Step One: Choose Your Team
There are 24 enrolled members, so raid teams *must* include four people. THERE WILL BE NO EXCEPTIONS TO THIS RULE! Ideally, your team will include one member of every suggested class. In lieu of a reading quiz, you will have the first 15 minutes of class to find and declare your team.
Already declared for instance:
Team One
Team Two
Team Three
- Raid Leader: @Phermeus
- Builder: @TigerFantom
- Designer: @CrazedGhoul1704
- Writer: @mswd
Team Four
- Raid Leader: @endorox
- Builder: @Luna
- Designer: @arm17kent
- Writer: @Draenix389
Team Five
- Raid Leader: @well6
- Writer: @reigun
- Designer: @labyrinth
- Builder: @nephilim
Team Sheen
- Builder: @rickikicks
- Leader: @exiledskies
- Designer: @kevinflynn
- Writer: @defendor1374
You’ll need to create a forum topic in the
Midterm Raid group for completed documents from your team. You can collaborate anywhere on the site you want throughout your process, but all final documents MUST go to your team’s forum.
Step Two: Team Building – Practice Round
With your team, you will be participating in a practice mission to get used to your roles and collaboration.

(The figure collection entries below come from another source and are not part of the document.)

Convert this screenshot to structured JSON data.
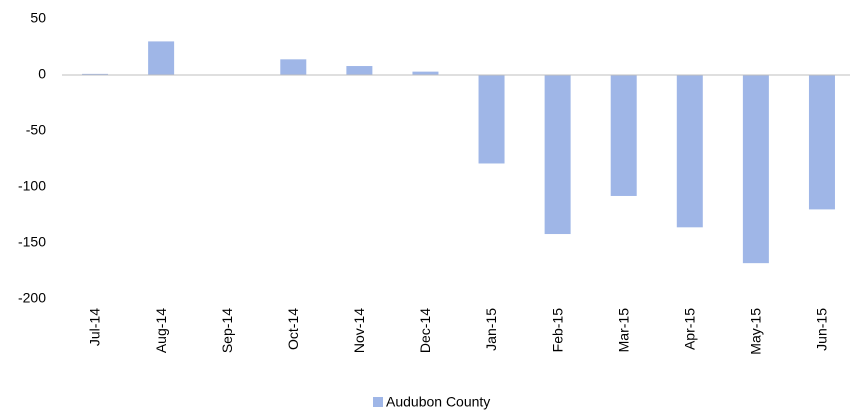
{
  "chart_data": {
    "type": "bar",
    "categories": [
      "Jul-14",
      "Aug-14",
      "Sep-14",
      "Oct-14",
      "Nov-14",
      "Dec-14",
      "Jan-15",
      "Feb-15",
      "Mar-15",
      "Apr-15",
      "May-15",
      "Jun-15"
    ],
    "series": [
      {
        "name": "Audubon County",
        "color": "#9fb6e7",
        "values": [
          1,
          30,
          0,
          14,
          8,
          3,
          -79,
          -142,
          -108,
          -136,
          -168,
          -120
        ]
      }
    ],
    "ylim": [
      -200,
      50
    ],
    "yticks": [
      -200,
      -150,
      -100,
      -50,
      0,
      50
    ],
    "grid": false,
    "legend": "bottom"
  }
}
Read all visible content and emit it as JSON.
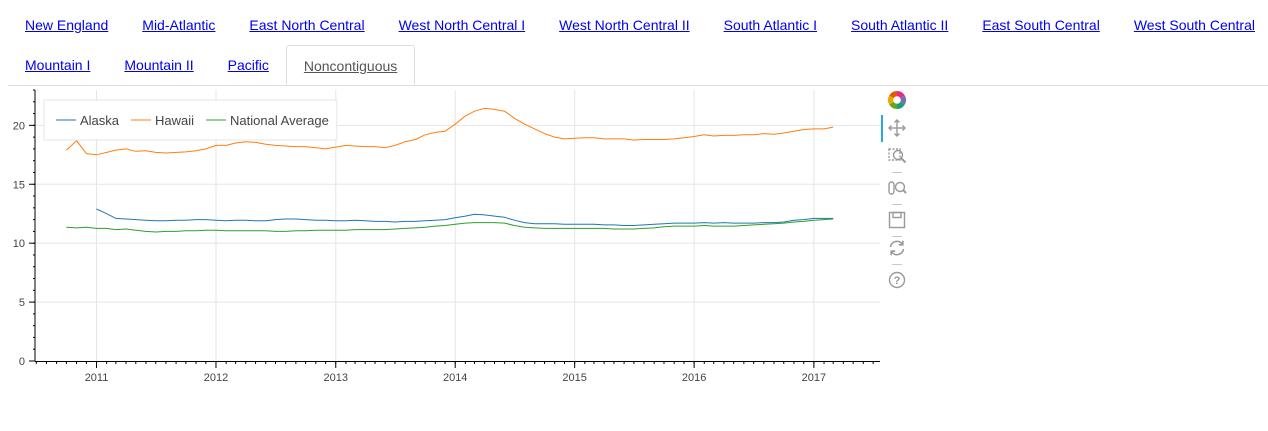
{
  "tabs": {
    "row1": [
      "New England",
      "Mid-Atlantic",
      "East North Central",
      "West North Central I",
      "West North Central II",
      "South Atlantic I",
      "South Atlantic II",
      "East South Central",
      "West South Central"
    ],
    "row2": [
      "Mountain I",
      "Mountain II",
      "Pacific",
      "Noncontiguous"
    ],
    "active": "Noncontiguous"
  },
  "toolbar": {
    "tools": [
      "bokeh-logo-icon",
      "pan-icon",
      "box-zoom-icon",
      "wheel-zoom-icon",
      "save-icon",
      "reset-icon",
      "help-icon"
    ],
    "active_tool": "pan-icon"
  },
  "chart_data": {
    "type": "line",
    "title": "",
    "xlabel": "",
    "ylabel": "",
    "xlim": [
      "2010-06-27",
      "2017-07-22"
    ],
    "ylim": [
      0,
      23
    ],
    "x_ticks": [
      "2011",
      "2012",
      "2013",
      "2014",
      "2015",
      "2016",
      "2017"
    ],
    "y_ticks": [
      0,
      5,
      10,
      15,
      20
    ],
    "grid": true,
    "legend_position": "top-left",
    "x": [
      "2010-10",
      "2010-11",
      "2010-12",
      "2011-01",
      "2011-02",
      "2011-03",
      "2011-04",
      "2011-05",
      "2011-06",
      "2011-07",
      "2011-08",
      "2011-09",
      "2011-10",
      "2011-11",
      "2011-12",
      "2012-01",
      "2012-02",
      "2012-03",
      "2012-04",
      "2012-05",
      "2012-06",
      "2012-07",
      "2012-08",
      "2012-09",
      "2012-10",
      "2012-11",
      "2012-12",
      "2013-01",
      "2013-02",
      "2013-03",
      "2013-04",
      "2013-05",
      "2013-06",
      "2013-07",
      "2013-08",
      "2013-09",
      "2013-10",
      "2013-11",
      "2013-12",
      "2014-01",
      "2014-02",
      "2014-03",
      "2014-04",
      "2014-05",
      "2014-06",
      "2014-07",
      "2014-08",
      "2014-09",
      "2014-10",
      "2014-11",
      "2014-12",
      "2015-01",
      "2015-02",
      "2015-03",
      "2015-04",
      "2015-05",
      "2015-06",
      "2015-07",
      "2015-08",
      "2015-09",
      "2015-10",
      "2015-11",
      "2015-12",
      "2016-01",
      "2016-02",
      "2016-03",
      "2016-04",
      "2016-05",
      "2016-06",
      "2016-07",
      "2016-08",
      "2016-09",
      "2016-10",
      "2016-11",
      "2016-12",
      "2017-01",
      "2017-02",
      "2017-03"
    ],
    "series": [
      {
        "name": "Alaska",
        "color": "#1f77b4",
        "values": [
          null,
          null,
          null,
          12.9,
          12.5,
          12.1,
          12.05,
          12.0,
          11.95,
          11.9,
          11.9,
          11.95,
          11.95,
          12.0,
          12.0,
          11.95,
          11.9,
          11.95,
          11.95,
          11.9,
          11.9,
          12.0,
          12.05,
          12.05,
          12.0,
          11.95,
          11.95,
          11.9,
          11.9,
          11.95,
          11.9,
          11.85,
          11.85,
          11.8,
          11.85,
          11.85,
          11.9,
          11.95,
          12.0,
          12.15,
          12.3,
          12.45,
          12.4,
          12.3,
          12.2,
          11.95,
          11.75,
          11.65,
          11.65,
          11.65,
          11.6,
          11.6,
          11.6,
          11.6,
          11.55,
          11.55,
          11.5,
          11.5,
          11.55,
          11.6,
          11.65,
          11.7,
          11.7,
          11.7,
          11.75,
          11.7,
          11.75,
          11.7,
          11.7,
          11.7,
          11.75,
          11.75,
          11.8,
          11.95,
          12.0,
          12.1,
          12.1,
          12.1
        ]
      },
      {
        "name": "Hawaii",
        "color": "#ff7f0e",
        "values": [
          17.9,
          18.7,
          17.6,
          17.5,
          17.7,
          17.9,
          18.0,
          17.8,
          17.85,
          17.7,
          17.65,
          17.7,
          17.75,
          17.85,
          18.0,
          18.3,
          18.3,
          18.5,
          18.6,
          18.55,
          18.4,
          18.3,
          18.25,
          18.2,
          18.2,
          18.1,
          18.0,
          18.15,
          18.3,
          18.25,
          18.2,
          18.2,
          18.1,
          18.3,
          18.6,
          18.8,
          19.2,
          19.4,
          19.5,
          20.1,
          20.8,
          21.2,
          21.45,
          21.35,
          21.2,
          20.6,
          20.1,
          19.7,
          19.3,
          19.0,
          18.85,
          18.9,
          18.95,
          18.95,
          18.85,
          18.85,
          18.85,
          18.75,
          18.8,
          18.8,
          18.8,
          18.85,
          18.95,
          19.05,
          19.2,
          19.1,
          19.15,
          19.15,
          19.2,
          19.2,
          19.3,
          19.25,
          19.35,
          19.5,
          19.65,
          19.7,
          19.7,
          19.85
        ]
      },
      {
        "name": "National Average",
        "color": "#2ca02c",
        "values": [
          11.35,
          11.3,
          11.35,
          11.25,
          11.25,
          11.15,
          11.2,
          11.1,
          11.0,
          10.95,
          11.0,
          11.0,
          11.05,
          11.05,
          11.1,
          11.1,
          11.05,
          11.05,
          11.05,
          11.05,
          11.05,
          11.0,
          11.0,
          11.05,
          11.05,
          11.1,
          11.1,
          11.1,
          11.1,
          11.15,
          11.15,
          11.15,
          11.15,
          11.2,
          11.25,
          11.3,
          11.35,
          11.45,
          11.5,
          11.6,
          11.7,
          11.75,
          11.75,
          11.75,
          11.7,
          11.5,
          11.35,
          11.3,
          11.25,
          11.25,
          11.25,
          11.25,
          11.25,
          11.25,
          11.25,
          11.2,
          11.2,
          11.2,
          11.25,
          11.3,
          11.4,
          11.45,
          11.45,
          11.45,
          11.5,
          11.45,
          11.45,
          11.45,
          11.5,
          11.55,
          11.6,
          11.65,
          11.7,
          11.8,
          11.85,
          11.95,
          12.0,
          12.05
        ]
      }
    ]
  }
}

Roll a random set of cards from the website. Using these ideas as a guide, design an original game concept. Remember:
- The green card suggests an action to be embedded in gameplay
- The blue card is a social value your game should be promoting or exploring
- The pink card is an existing game whose rules and system you should modify
- The orange card is a social issue around which your game should increase awareness or understanding
You have 45 minutes to go as a team from brainstorming an idea to presenting a one-page game design document describing your game and its social value. Address how you’ve incorporated each aspect and remember to include the “words list” that inspired your process. Be prepared to report back to the class on your game idea and the influence the Grow-A-Game cards had on your thinking.
The Raid Leader is responsible for posting the completed document and the handles of all team members participating on the Practice Round forum.
Step Three: Surveying the Field
Midterm Raid: The Design Challenge
Your team is charged with designing a social game based on the same systems as the course website. Your task is to design a game space that encourages creative social production with the cognitive surplus engaged.
Your game should:
- Teach or encourage creative production
- Reward social relations and independent action
- Use a clear narrative or metaphor to add engagement
- Require “folk art” style creativity and collaborative growth
Remember the models you’ve seen: you will need to write a game design document, explain your intentional engagement with potential players motivation and cognitive surplus, design a prototype space, and reflect on the results of your own collaboration.
Midterm Raid Task One: The Game Design Document
DUE MARCH 17TH AT MIDNIGHT
As a team produce a 1 page (single-spaced) document explaining your plan for meeting the raid objectives. The team Designer should take point on this task.
Make sure to include all the basic information about your game, including:
- Game Title
- Short game description
- Structure
- Creative Action
- Narrative
- Rewards
- Social Intention
The Raid Leader is responsible for notifying me through direct message when the design document is available. When the design document is approved, you will receive the administrator passcodes to your hosted prototype space. Submit your design document early for approval to gain access to your prototype space sooner!
Midterm Raid Task Two: Cognitive Surplus Analysis
As a team produce a 2-3 page document engaging with Clay Shirky’s work. How does your design relate to the motive, means, and opportunity for creative work that Shirky described? Use specific example from the reading to support your claims. You can also draw on other readings from the semester thus far to explain how you are encouraging social creative work. The team Writer should take point on this task.
The raid leader is responsible for notifying me through direct message when this document has been agreed upon by all members.
This document is due at the end of the raid: March 31st at 5:30 pm, before the start of class.
Midterm Raid Task Three: Prototype Space
As a team you are responsible for building a working prototype of your game space. You must build enough material to demonstrate how your system would work and include: rules and reward, narrative, examples of production, and appropriate design choices. The team Builder should take point on this task. Your game space will be judged at the end of the raid:Â March 31st at 5:30 pm.
The space has been pre-set with a working installation of BuddyPress and the plug-ins necessary to provide a rewards structure. There are a number of other plug-ins available: your team builder can install them at will or contact me if you have a specific function in mind and need help implementing it. I will respond to all queries within 24 hours prior to the final day of the mission. There are some resources in the Builders’ Guild.
Midterm Raid Task Four: Reflection and Playtesting
A debriefing will take place in class on March 31st at 5:30 pm. There will be opportunities to playtest all completed raid games and a short-in class essay reflecting on your individual contributions: this is your opportunity to explain to me the role you played in the collaboration and any additional obstacles encountered by your raid team. (This will take the place of a reading quiz for the week.)